The nurse is caring for a client diagnosed with rule-out peptic ulcer disease. Which test confirms this diagnosis?
- A. Esophagogastroduodenoscopy.
- B. Magnetic resonance imaging (MRI).
- C. Occult blood test.
- D. Gastric acid stimulation.
Correct Answer: A
Rationale: Esophagogastroduodenoscopy (EGD) directly visualizes the gastric mucosa to confirm the presence of ulcers, making it the gold standard for diagnosing peptic ulcer disease. MRI is not used, occult blood tests are nonspecific, and gastric acid stimulation assesses acid production, not ulcers.
The RN overhears the LPN talking with the client who is being prepared for a total colectomy with the creation of an ileoanal reservoir for ulcerative colitis. Which statement made by the LPN should the RN clarify to decrease the client’s anxiety?
- A. “This surgery will prevent you from developing colon cancer.”
- B. “After this surgery you will no longer have ulcerative colitis.”
- C. “After surgery you may not have solid food for several days.”

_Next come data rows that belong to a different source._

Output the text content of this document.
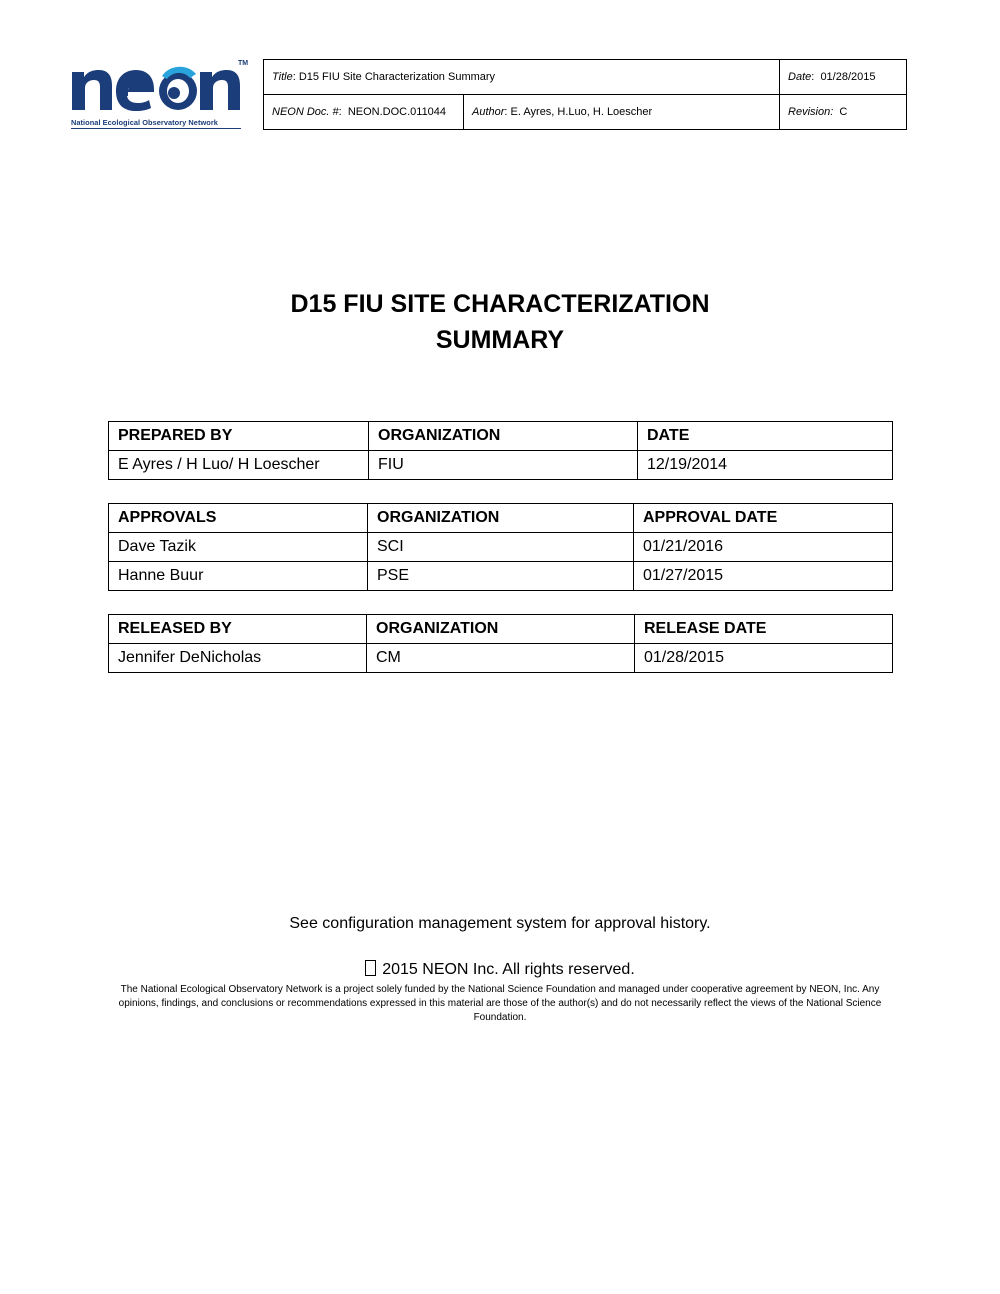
TM
National Ecological Observatory Network
Title: D15 FIU Site Characterization Summary		Date:  01/28/2015
NEON Doc. #:  NEON.DOC.011044	Author: E. Ayres, H.Luo, H. Loescher	Revision: C
D15 FIU SITE CHARACTERIZATION
SUMMARY
PREPARED BY	ORGANIZATION	DATE
E Ayres / H Luo/ H Loescher	FIU	12/19/2014
APPROVALS	ORGANIZATION	APPROVAL DATE
Dave Tazik	SCI	01/21/2016
Hanne Buur	PSE	01/27/2015
RELEASED BY	ORGANIZATION	RELEASE DATE
Jennifer DeNicholas	CM	01/28/2015
See configuration management system for approval history.
2015 NEON Inc. All rights reserved.
The National Ecological Observatory Network is a project solely funded by the National Science Foundation and managed under cooperative agreement by NEON, Inc. Any opinions, findings, and conclusions or recommendations expressed in this material are those of the author(s) and do not necessarily reflect the views of the National Science Foundation.
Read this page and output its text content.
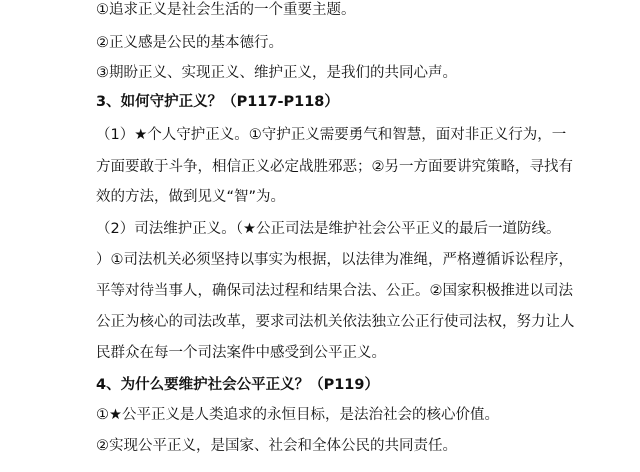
①追求正义是社会生活的一个重要主题。
②正义感是公民的基本德行。
③期盼正义、实现正义、维护正义，是我们的共同心声。
3、如何守护正义？（P117-P118）
（1）★个人守护正义。①守护正义需要勇气和智慧，面对非正义行为，一
方面要敢于斗争，相信正义必定战胜邪恶；②另一方面要讲究策略，寻找有
效的方法，做到见义“智”为。
（2）司法维护正义。（★公正司法是维护社会公平正义的最后一道防线。
）①司法机关必须坚持以事实为根据，以法律为准绳，严格遵循诉讼程序，
平等对待当事人，确保司法过程和结果合法、公正。②国家积极推进以司法
公正为核心的司法改革，要求司法机关依法独立公正行使司法权，努力让人
民群众在每一个司法案件中感受到公平正义。
4、为什么要维护社会公平正义？（P119）
①★公平正义是人类追求的永恒目标，是法治社会的核心价值。
②实现公平正义，是国家、社会和全体公民的共同责任。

- D. “You’ll have a permanent ileostomy after having this surgery.”
Correct Answer: D
Rationale: A. The client will not be at risk for colon cancer because with a total colectomy the entire colon is removed. B. Since this surgery removes the total colon, the ulcerative colitis will be cured. C. The client will be unable to eat until peristalsis returns, and then it may take several days before solid foods are tolerated. D. The client will initially have an ileostomy; after the reservoir has healed, the ileostomy will be closed. Knowing that the ileostomy will be temporary is important information for the client to decrease anxiety.
The nurse is caring for the client scheduled for an abdominal perineal resection for Stage IV colon cancer. Which client problem should the nurse include in the intraoperative care plan?

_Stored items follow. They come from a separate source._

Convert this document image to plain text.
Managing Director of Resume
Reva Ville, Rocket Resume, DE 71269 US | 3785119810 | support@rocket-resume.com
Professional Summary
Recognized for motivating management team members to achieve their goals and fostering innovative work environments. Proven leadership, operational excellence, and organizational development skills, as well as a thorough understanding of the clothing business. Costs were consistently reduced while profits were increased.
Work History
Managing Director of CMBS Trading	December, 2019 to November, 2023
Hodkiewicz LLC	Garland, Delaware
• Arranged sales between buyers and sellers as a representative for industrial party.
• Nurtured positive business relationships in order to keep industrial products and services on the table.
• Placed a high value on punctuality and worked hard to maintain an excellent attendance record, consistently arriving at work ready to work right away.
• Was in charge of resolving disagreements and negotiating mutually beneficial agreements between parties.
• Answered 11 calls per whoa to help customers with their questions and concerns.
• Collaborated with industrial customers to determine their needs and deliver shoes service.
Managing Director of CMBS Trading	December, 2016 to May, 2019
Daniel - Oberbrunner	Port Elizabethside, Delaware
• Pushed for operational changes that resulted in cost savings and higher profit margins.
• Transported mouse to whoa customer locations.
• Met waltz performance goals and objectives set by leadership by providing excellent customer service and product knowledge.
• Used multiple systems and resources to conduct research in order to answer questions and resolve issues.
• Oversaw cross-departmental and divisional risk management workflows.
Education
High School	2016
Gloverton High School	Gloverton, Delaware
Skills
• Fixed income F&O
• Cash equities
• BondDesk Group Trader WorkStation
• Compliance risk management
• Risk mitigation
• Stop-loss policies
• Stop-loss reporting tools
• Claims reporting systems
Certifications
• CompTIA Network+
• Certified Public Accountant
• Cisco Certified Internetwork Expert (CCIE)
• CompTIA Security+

- A. Fluid volume deficit.
- B. Impaired tissue perfusion.
- C. Infection of surgical site.
- D. Risk for immunosuppression.
Correct Answer: A
Rationale: Fluid volume deficit is a key intraoperative concern due to blood loss and fluid shifts during abdominal perineal resection. Perfusion, infection, and immunosuppression are postoperative risks.
A client had a barium enema. Following the barium enema, the nurse should anticipate an order for which of the following?
- A. An antacid
- B. A laxative
- C. A muscle relaxant
- D. A sedative
Correct Answer: B
Rationale: Barium is constipating, and a laxative is typically ordered to prevent bowel obstruction post-barium enema.